My read? This is the hedge. If enterprise AI doesn’t justify the hundred-billion-dollar bet on compute, at least you own the authentication layer. If nobody can trust anything online anymore, maybe you own the tool that proves you’re real.
It’s smart and a little dystopian. Like buying the gun before the war starts.
But here’s my honest uncertainty: I don’t know if World’s Orb actually works well enough to become standard. I don’t know if Tinder users will actually use it, or if it’ll be another friction layer they resent. And I don’t know if a verified-identity internet solves the infrastructure problem at all. It just adds a gate.
What This Means
The Great Unraveling isn’t about any single hack or any single product decision. It’s about the fundamental shift in what the tech industry believes is defensible.
For fifteen years, the mantra was “move fast and break things.” What they actually broke was the perimeter. Now there’s no perimeter. The routers are compromised. The credential stores leak. The infrastructure’s been probed by every adversary from Beijing to Tehran to Moscow.
The smart companies—the ones raising at $50 billion valuations—are moving to defensible terrain. Enterprise customers with budgets, security teams, and liability insurance. Vertical solutions that don’t need to work for billions of people. Regulatory sandboxes where the government’s already doing some of the defense work.
The consumer internet as we built it? That’s becoming a museum.
Stripe and Airwallex going after each other in the same markets makes sense now too. There are fewer new frontiers, so you fight harder for the defended ones. The fintech space is at least semi-regulated. At least audited. At least harder to breach because governments care.
This is what peak maturity looks like in tech. Not growth. Not innovation. Consolidation and retreating to defensible positions.
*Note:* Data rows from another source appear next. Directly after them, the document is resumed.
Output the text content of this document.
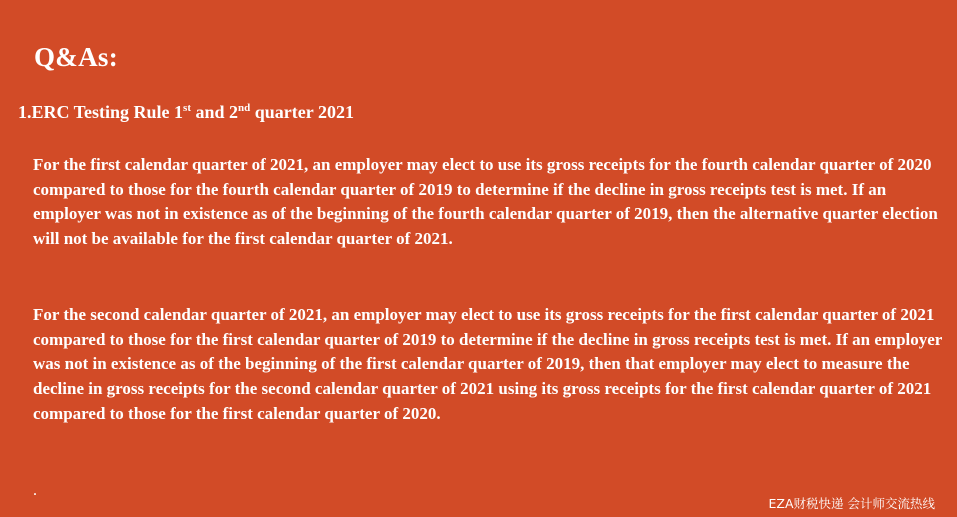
Q&As:
1.ERC Testing Rule 1st and 2nd quarter 2021
For the first calendar quarter of 2021, an employer may elect to use its gross receipts for the fourth calendar quarter of 2020 compared to those for the fourth calendar quarter of 2019 to determine if the decline in gross receipts test is met. If an employer was not in existence as of the beginning of the fourth calendar quarter of 2019, then the alternative quarter election will not be available for the first calendar quarter of 2021.
For the second calendar quarter of 2021, an employer may elect to use its gross receipts for the first calendar quarter of 2021 compared to those for the first calendar quarter of 2019 to determine if the decline in gross receipts test is met. If an employer was not in existence as of the beginning of the first calendar quarter of 2019, then that employer may elect to measure the decline in gross receipts for the second calendar quarter of 2021 using its gross receipts for the first calendar quarter of 2021 compared to those for the first calendar quarter of 2020.
·
EZA财税快递 会计师交流热线
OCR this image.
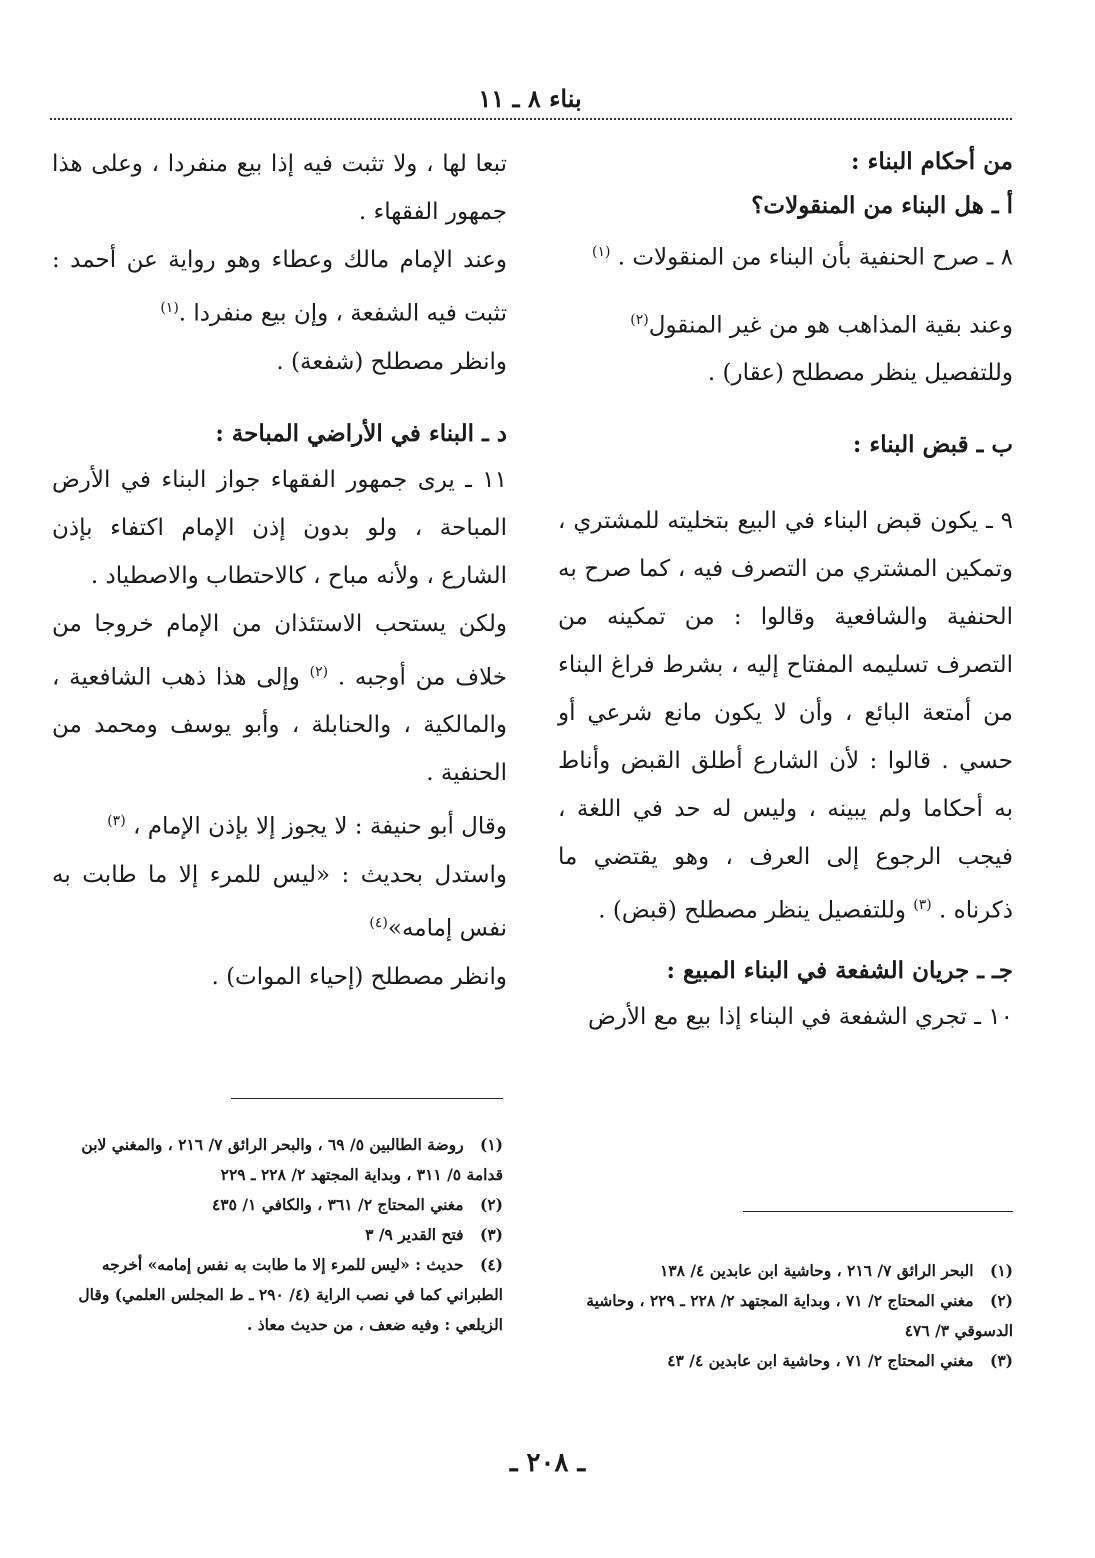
بناء ٨ ـ ١١

من أحكام البناء :

أ ـ هل البناء من المنقولات؟

٨ ـ صرح الحنفية بأن البناء من المنقولات . $^{(١)}$

وعند بقية المذاهب هو من غير المنقول$^{(٢)}$

وللتفصيل ينظر مصطلح (عقار) .

ب ـ قبض البناء :

٩ ـ يكون قبض البناء في البيع بتخليته للمشتري ، وتمكين المشتري من التصرف فيه ، كما صرح به الحنفية والشافعية وقالوا : من تمكينه من التصرف تسليمه المفتاح إليه ، بشرط فراغ البناء من أمتعة البائع ، وأن لا يكون مانع شرعي أو حسي . قالوا : لأن الشارع أطلق القبض وأناط به أحكاما ولم يبينه ، وليس له حد في اللغة ، فيجب الرجوع إلى العرف ، وهو يقتضي ما ذكرناه . $^{(٣)}$ وللتفصيل ينظر مصطلح (قبض) .

جـ ـ جريان الشفعة في البناء المبيع :

١٠ ـ تجري الشفعة في البناء إذا بيع مع الأرض

تبعا لها ، ولا تثبت فيه إذا بيع منفردا ، وعلى هذا جمهور الفقهاء .

وعند الإمام مالك وعطاء وهو رواية عن أحمد : تثبت فيه الشفعة ، وإن بيع منفردا .$^{(١)}$

وانظر مصطلح (شفعة) .

د ـ البناء في الأراضي المباحة :

١١ ـ يرى جمهور الفقهاء جواز البناء في الأرض المباحة ، ولو بدون إذن الإمام اكتفاء بإذن الشارع ، ولأنه مباح ، كالاحتطاب والاصطياد .

ولكن يستحب الاستئذان من الإمام خروجا من خلاف من أوجبه . $^{(٢)}$ وإلى هذا ذهب الشافعية ، والمالكية ، والحنابلة ، وأبو يوسف ومحمد من الحنفية .

وقال أبو حنيفة : لا يجوز إلا بإذن الإمام ، $^{(٣)}$

واستدل بحديث : «ليس للمرء إلا ما طابت به نفس إمامه»$^{(٤)}$

وانظر مصطلح (إحياء الموات) .

(١) البحر الرائق ٧/ ٢١٦ ، وحاشية ابن عابدين ٤/ ١٣٨

(٢) مغني المحتاج ٢/ ٧١ ، وبداية المجتهد ٢/ ٢٢٨ ـ ٢٢٩ ، وحاشية الدسوقي ٣/ ٤٧٦

(٣) مغني المحتاج ٢/ ٧١ ، وحاشية ابن عابدين ٤/ ٤٣

(١) روضة الطالبين ٥/ ٦٩ ، والبحر الرائق ٧/ ٢١٦ ، والمغني لابن قدامة ٥/ ٣١١ ، وبداية المجتهد ٢/ ٢٢٨ ـ ٢٢٩

(٢) مغني المحتاج ٢/ ٣٦١ ، والكافي ١/ ٤٣٥

(٣) فتح القدير ٩/ ٣

(٤) حديث : «ليس للمرء إلا ما طابت به نفس إمامه» أخرجه الطبراني كما في نصب الراية (٤/ ٢٩٠ ـ ط المجلس العلمي) وقال الزيلعي : وفيه ضعف ، من حديث معاذ .

ـ ٢٠٨ ـ
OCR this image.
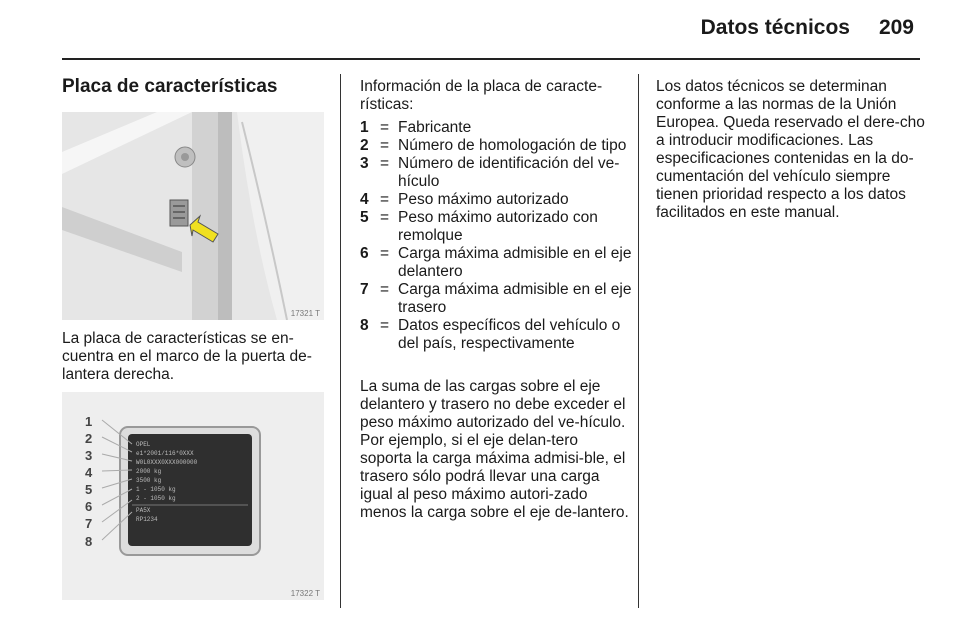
Datos técnicos 209
Placa de características
17321 T
La placa de características se en-cuentra en el marco de la puerta de-lantera derecha.
OPEL
e1*2001/116*0XXX
W0L0XXX0XXX000000
2000 kg
3500 kg
1 - 1050 kg
2 - 1050 kg
PA5X
RP1234
1
2
3
4
5
6
7
8
17322 T
Información de la placa de caracte-rísticas:
1 = Fabricante
2 = Número de homologación de tipo
3 = Número de identificación del ve-hículo
4 = Peso máximo autorizado
5 = Peso máximo autorizado con remolque
6 = Carga máxima admisible en el eje delantero
7 = Carga máxima admisible en el eje trasero
8 = Datos específicos del vehículo o del país, respectivamente
La suma de las cargas sobre el eje delantero y trasero no debe exceder el peso máximo autorizado del ve-hículo. Por ejemplo, si el eje delan-tero soporta la carga máxima admisi-ble, el trasero sólo podrá llevar una carga igual al peso máximo autori-zado menos la carga sobre el eje de-lantero.
Los datos técnicos se determinan conforme a las normas de la Unión Europea. Queda reservado el dere-cho a introducir modificaciones. Las especificaciones contenidas en la do-cumentación del vehículo siempre tienen prioridad respecto a los datos facilitados en este manual.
Photo by Denys Gromov / Pexels
What I’m Watching
-
Q-Day timeline for quantum computing: The headline says “advances push Big Tech closer to Q-Day danger zone.” Watch for any announcements from Google, IonQ, or atom computing about cryptography-breaking thresholds in 2025. If someone claims practical quantum advantage against RSA-2048 in the next twelve months, every major company’s encryption strategy becomes obsolete overnight. That’s the real deadline.
-
Enterprise AI unit economics: Cursor at $50B means the market believes developer tools can sustain that valuation. Watch Anthropic and OpenAI’s enterprise pricing and retention metrics over Q1 2025. If enterprise customers are actually renewing at >90% and paying >$10K per seat, the pivot works. If not, you’re looking at the greatest venture bubble of the decade.
-
Consumer fintech survivor status: Stripe and Airwallex competing means the market’s consolidating. Within 18 months, watch which one raises at a higher valuation next. That tells you which payment infrastructure the market thinks can defend its customer base against state-level attack.
-
World’s Tinder partnership adoption rate: If >30% of new Tinder signups use the Orb within six months, Altman’s identity play becomes mandatory infrastructure. If <10%, it’s a niche product and the bet fails. This is the most concrete test of whether verified identity is actually what users want.
The infrastructure didn’t break yesterday. It’s been breaking for years. We’re just now watching the smart people leave the party.